John Hull developed cataract when he was 13. At age 17 he became blind by his left eye. He became completely blind when he was 48. Hull’s blindness meant a loss of every idea of seeing; even the sense of objects having appearances, visible characteristics, vanished. Hull lost his visual imagery but his other senses sharpened remarkably well. For him, it was not just compensation, but a whole new mode of human being. Hull writes, “I realised that false consciousness was creeping up my life like a rising tide. It became easier to see life from the top of the pile and more difficult to imagine it from underneath. It was blindness, which saved me from completely succumbing to this fatal falseness. Facing every day a dozen frustrations and little humiliations, continually aware of my dependence upon others, alienated at the same time from an easy rapport with other people, I became increasingly conscious of the way that marginalised and disabled people experience the world.” Blindness for Hull was ‘a dark paradoxical gift’. He was no longer a prisoner of ‘visual nostalgia’. He became intellectually and spiritually bolder, more confident. He created for himself a new identity.

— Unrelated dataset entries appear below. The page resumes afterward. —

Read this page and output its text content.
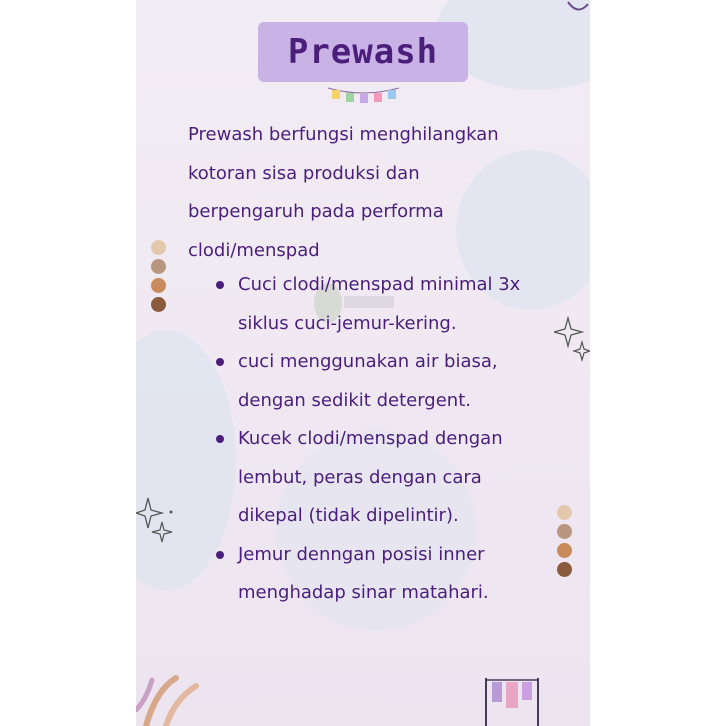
Prewash
Prewash berfungsi menghilangkan
kotoran sisa produksi dan
berpengaruh pada performa
clodi/menspad
Cuci clodi/menspad minimal 3x
siklus cuci-jemur-kering.
cuci menggunakan air biasa,
dengan sedikit detergent.
Kucek clodi/menspad dengan
lembut, peras dengan cara
dikepal (tidak dipelintir).
Jemur denngan posisi inner
menghadap sinar matahari.
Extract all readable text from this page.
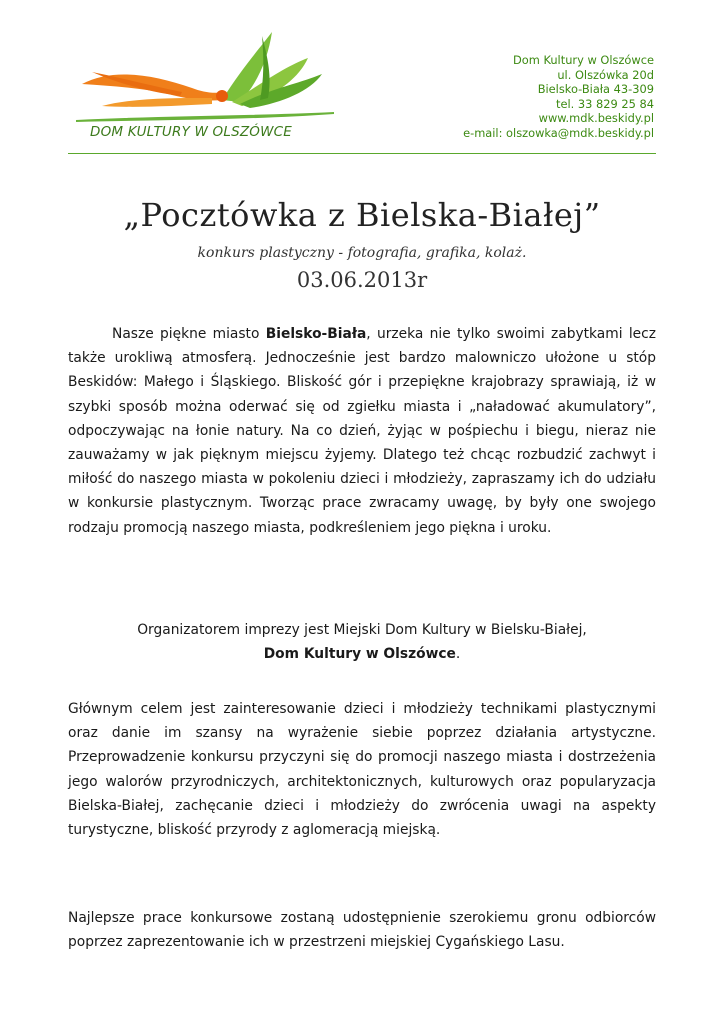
DOM KULTURY W OLSZÓWCE
Dom Kultury w Olszówce
ul. Olszówka 20d
Bielsko-Biała 43-309
tel. 33 829 25 84
www.mdk.beskidy.pl
e-mail: olszowka@mdk.beskidy.pl
„Pocztówka z Bielska-Białej”
konkurs plastyczny - fotografia, grafika, kolaż.
03.06.2013r
Nasze piękne miasto Bielsko-Biała, urzeka nie tylko swoimi zabytkami lecz także urokliwą atmosferą. Jednocześnie jest bardzo malowniczo ułożone u stóp Beskidów: Małego i Śląskiego. Bliskość gór i przepiękne krajobrazy sprawiają, iż w szybki sposób można oderwać się od zgiełku miasta i „naładować akumulatory”, odpoczywając na łonie natury. Na co dzień, żyjąc w pośpiechu i biegu, nieraz nie zauważamy w jak pięknym miejscu żyjemy. Dlatego też chcąc rozbudzić zachwyt i miłość do naszego miasta w pokoleniu dzieci i młodzieży, zapraszamy ich do udziału w konkursie plastycznym. Tworząc prace zwracamy uwagę, by były one swojego rodzaju promocją naszego miasta, podkreśleniem jego piękna i uroku.
Organizatorem imprezy jest Miejski Dom Kultury w Bielsku-Białej,
Dom Kultury w Olszówce.
Głównym celem jest zainteresowanie dzieci i młodzieży technikami plastycznymi oraz danie im szansy na wyrażenie siebie poprzez działania artystyczne. Przeprowadzenie konkursu przyczyni się do promocji naszego miasta i dostrzeżenia jego walorów przyrodniczych, architektonicznych, kulturowych oraz popularyzacja Bielska-Białej, zachęcanie dzieci i młodzieży do zwrócenia uwagi na aspekty turystyczne, bliskość przyrody z aglomeracją miejską.
Najlepsze prace konkursowe zostaną udostępnienie szerokiemu gronu odbiorców poprzez zaprezentowanie ich w przestrzeni miejskiej Cygańskiego Lasu.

Binode Bihari Mukherjee was myopic in one eye and blind in the other, since birth. He lost his eyesight completely following an unsuccessful cataract operation. He was then 52. He continued to create art even after that and his paintings are regarded as the greatest achievements in contemporary Indian painting. Satyajit Ray admired him immensely. He considered him a great intellect with a total lack of flamboyance. In his art, writes Ray, “There are resonances of other styles and other periods. But all the influences have been assimilated into a synthesis that bears the unmistakable hallmark of Binode Bihari Mukherjee.” Binode Bihari had inner eyes. Blindness for him was “a new feeling, a new experience, a new state of being.”
Rabindranath Tagore probably had a partial colour vision deficiency, writes Ketaki Kushari Dyson. In a passage in Chhinnapatrabali, she found Tagore jocularly referring himself as “a celebrated colour-blind person.” Tagore favoured certain ‘colour-words’ over others. Ketaki Kushari says that Tagore used red in a roundabout and anomalous manner. “Red is often a-jana (unknown), a-dekha (unseen), often associated with dukkha (sorrow) and vyatha (pain).” Dyson asks: Did his other senses tend to compensate for the loss in colour vision? She concludes, “He has left us an ocean of words, melodies, and visual images. There could well be a connection between his colour vision problem and the exceptional fecundity of his genius. Perhaps the experience of a handicap, the condition of perceiving things differently from others, the consequent struggle with communication, hones a person’s sensitivity, sharpens the edge of genius, encouraging intense self-expression in a million different ways.”